With all this hyperrealism in the graphics department, it's even more striking to see Sega Rally's retro approach to gameplay. With Codemasters offering a full-on rally simulation this year with DiRT: Colin McRae Off Road (DiRT in the US), Sega Racing Studio has wisely chosen to stay true to the arcade roots of the series. While the cars will physically deform, they won't be subjected to mechanical damage, which means that the vehicle you finish the race with will be physically as good as your first vehicle. The designers didn't want one big crash to force you to restart a race in single-player mode or make you feel like you could never catch up in multiplayer. Consequently, computer opponents have been programmed to be devious and aggressive, nudging you around corners and crashing into you from behind.
Damage will also take place to the environmental details, and if you crash into a wooden hut or a wall of tyres, they will remain on the track for the next lap.
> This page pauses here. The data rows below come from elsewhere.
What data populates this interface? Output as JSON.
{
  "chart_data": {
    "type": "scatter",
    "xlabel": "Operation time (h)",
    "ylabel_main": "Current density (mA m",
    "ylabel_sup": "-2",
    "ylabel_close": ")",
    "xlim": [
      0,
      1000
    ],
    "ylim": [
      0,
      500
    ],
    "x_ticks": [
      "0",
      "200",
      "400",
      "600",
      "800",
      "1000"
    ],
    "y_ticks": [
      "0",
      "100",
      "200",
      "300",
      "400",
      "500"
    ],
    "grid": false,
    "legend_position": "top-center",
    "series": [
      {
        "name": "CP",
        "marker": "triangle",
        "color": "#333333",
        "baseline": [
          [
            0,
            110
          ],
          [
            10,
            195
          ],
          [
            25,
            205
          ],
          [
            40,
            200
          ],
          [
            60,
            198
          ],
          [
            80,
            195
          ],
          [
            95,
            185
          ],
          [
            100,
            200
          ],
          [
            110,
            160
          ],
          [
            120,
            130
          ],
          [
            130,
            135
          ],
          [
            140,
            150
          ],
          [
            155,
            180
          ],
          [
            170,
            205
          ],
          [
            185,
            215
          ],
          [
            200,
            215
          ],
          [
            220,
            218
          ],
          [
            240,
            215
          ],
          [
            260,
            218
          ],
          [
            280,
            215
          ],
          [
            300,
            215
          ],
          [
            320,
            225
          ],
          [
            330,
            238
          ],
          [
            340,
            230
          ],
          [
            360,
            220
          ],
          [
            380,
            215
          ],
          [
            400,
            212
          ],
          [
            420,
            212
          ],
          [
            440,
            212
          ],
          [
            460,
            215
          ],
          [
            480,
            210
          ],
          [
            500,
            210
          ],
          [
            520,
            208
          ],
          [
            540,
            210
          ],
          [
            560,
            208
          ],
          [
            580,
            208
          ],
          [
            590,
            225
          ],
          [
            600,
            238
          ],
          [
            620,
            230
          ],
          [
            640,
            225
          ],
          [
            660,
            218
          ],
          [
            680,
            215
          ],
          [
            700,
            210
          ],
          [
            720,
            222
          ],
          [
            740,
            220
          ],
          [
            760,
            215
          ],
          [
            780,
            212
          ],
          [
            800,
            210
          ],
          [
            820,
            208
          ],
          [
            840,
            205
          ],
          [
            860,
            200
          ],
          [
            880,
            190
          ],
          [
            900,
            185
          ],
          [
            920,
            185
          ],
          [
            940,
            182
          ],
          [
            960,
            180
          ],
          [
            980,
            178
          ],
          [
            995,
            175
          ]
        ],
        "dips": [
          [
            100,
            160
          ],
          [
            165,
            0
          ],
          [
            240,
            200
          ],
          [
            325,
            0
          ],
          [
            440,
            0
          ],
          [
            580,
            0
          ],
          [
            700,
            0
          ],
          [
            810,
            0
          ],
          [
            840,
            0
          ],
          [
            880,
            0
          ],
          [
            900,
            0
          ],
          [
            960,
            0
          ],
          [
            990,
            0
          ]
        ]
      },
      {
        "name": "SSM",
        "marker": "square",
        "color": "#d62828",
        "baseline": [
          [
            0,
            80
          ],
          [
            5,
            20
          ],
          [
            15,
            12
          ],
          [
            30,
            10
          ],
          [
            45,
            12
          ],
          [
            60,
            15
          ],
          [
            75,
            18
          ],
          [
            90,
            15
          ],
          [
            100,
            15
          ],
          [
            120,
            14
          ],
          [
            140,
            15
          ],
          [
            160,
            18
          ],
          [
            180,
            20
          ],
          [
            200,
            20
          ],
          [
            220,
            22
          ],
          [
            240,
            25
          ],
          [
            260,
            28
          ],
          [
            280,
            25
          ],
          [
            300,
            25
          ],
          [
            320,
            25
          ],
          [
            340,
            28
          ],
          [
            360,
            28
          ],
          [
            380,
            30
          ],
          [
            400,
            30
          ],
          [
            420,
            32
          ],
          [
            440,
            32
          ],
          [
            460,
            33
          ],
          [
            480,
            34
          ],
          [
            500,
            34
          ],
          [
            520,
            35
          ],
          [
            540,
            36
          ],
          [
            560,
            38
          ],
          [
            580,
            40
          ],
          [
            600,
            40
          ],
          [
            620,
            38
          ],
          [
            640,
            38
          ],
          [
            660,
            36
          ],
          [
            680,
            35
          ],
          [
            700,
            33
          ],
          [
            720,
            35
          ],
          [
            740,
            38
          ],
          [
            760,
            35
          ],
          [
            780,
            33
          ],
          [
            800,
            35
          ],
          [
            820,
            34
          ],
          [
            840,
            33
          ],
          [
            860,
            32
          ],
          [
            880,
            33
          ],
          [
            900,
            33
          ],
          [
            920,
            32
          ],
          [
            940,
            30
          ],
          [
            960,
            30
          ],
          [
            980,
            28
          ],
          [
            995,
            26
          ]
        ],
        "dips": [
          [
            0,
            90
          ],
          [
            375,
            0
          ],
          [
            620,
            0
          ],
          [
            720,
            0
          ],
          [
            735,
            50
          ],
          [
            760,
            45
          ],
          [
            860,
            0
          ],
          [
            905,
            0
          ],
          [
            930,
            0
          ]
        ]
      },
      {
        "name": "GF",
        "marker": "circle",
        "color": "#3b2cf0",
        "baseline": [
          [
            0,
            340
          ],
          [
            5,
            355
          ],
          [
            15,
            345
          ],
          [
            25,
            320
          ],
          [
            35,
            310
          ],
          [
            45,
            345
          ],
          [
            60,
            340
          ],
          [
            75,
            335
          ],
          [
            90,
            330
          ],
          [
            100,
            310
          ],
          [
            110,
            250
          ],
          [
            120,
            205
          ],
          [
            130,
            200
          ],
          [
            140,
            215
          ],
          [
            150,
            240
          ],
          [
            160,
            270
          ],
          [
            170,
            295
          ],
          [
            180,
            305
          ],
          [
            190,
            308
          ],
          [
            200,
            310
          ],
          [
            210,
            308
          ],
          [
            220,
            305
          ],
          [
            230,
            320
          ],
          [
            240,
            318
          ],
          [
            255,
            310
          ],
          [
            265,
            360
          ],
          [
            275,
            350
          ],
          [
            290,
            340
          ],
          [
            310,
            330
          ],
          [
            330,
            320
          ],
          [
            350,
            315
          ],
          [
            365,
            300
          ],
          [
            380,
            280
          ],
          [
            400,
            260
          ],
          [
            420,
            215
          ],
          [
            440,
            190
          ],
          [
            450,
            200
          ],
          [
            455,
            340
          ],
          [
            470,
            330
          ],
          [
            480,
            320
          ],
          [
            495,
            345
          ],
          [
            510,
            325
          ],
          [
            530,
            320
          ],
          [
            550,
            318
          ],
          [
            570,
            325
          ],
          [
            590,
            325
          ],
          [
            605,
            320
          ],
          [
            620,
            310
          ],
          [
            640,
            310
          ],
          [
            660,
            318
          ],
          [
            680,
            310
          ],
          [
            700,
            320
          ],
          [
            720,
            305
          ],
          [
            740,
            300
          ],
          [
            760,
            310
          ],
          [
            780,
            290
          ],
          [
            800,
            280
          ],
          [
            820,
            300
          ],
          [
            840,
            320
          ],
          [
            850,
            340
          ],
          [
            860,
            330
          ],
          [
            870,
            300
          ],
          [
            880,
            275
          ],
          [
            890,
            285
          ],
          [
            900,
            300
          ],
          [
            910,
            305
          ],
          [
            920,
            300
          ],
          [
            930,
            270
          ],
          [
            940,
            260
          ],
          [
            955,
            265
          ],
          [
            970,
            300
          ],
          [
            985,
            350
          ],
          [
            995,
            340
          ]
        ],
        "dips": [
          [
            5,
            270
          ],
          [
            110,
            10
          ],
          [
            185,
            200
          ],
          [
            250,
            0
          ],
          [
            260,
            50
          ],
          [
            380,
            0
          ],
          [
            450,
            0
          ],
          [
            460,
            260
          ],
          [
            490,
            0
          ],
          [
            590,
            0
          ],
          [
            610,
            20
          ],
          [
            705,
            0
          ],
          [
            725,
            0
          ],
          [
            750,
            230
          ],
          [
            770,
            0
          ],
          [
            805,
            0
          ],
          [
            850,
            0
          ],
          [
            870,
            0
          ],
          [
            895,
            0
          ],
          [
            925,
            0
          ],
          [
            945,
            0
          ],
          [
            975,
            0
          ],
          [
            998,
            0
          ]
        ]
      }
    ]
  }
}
While we only got to see a tropical environment in our particular demonstration, the developers also promise more traditional European racing surfaces, such as tarmac and snow. The camera system offers two on-car views on the bumper and bonnet, as well as two outside views, but we suspect rally fans would also like to see a detailed in-car view. At least they should appreciate the realism that Sega has tried to achieve in car design, with a tarmac-specification Subaru lighter than a safari-spec one, which will also have an effect on the level of land deformation.
Above anything else, the original Sega Rally was memorable for its head-to-head multiplayer mode, so any updated version must get this aspect right. While we didn't get to see it in action at our demonstration, the game promises online multiplayer for all platforms, subject to certain conditions on the PlayStation 3. It's worth noting that multiplayer features were recently built into Sega's Virtua Tennis 3 on the Xbox 360 but not the PlayStation 3, and Racing Studio points out that it will "do what Sony allows" on its platform. Guy Wilday has already gone on record saying tilt-control won't be built into the PlayStation 3 version. However, Sega representatives said they were still looking into the possibility, even if they said it "didn't add anything to the experience in MotorStorm."
Sega Rally is looking very impressive at this stage, and thanks to its arcade leanings, it looks like it can happily coexist with Codemasters' DiRT. Our one concern is how the team will maintain the series' notorious speed with a graphics engine this detailed, but it has six months of development time left to figure it out. We've still only seen relatively little of the selection of cars and tracks in Sega Rally at this point, so there's plenty left that we're itching to explore. You can rest assured we'll be on Sega's tail like one of its artificial intelligence drivers up until the game's release, which is set for winter '07 on the PS3, Xbox 360, and PC.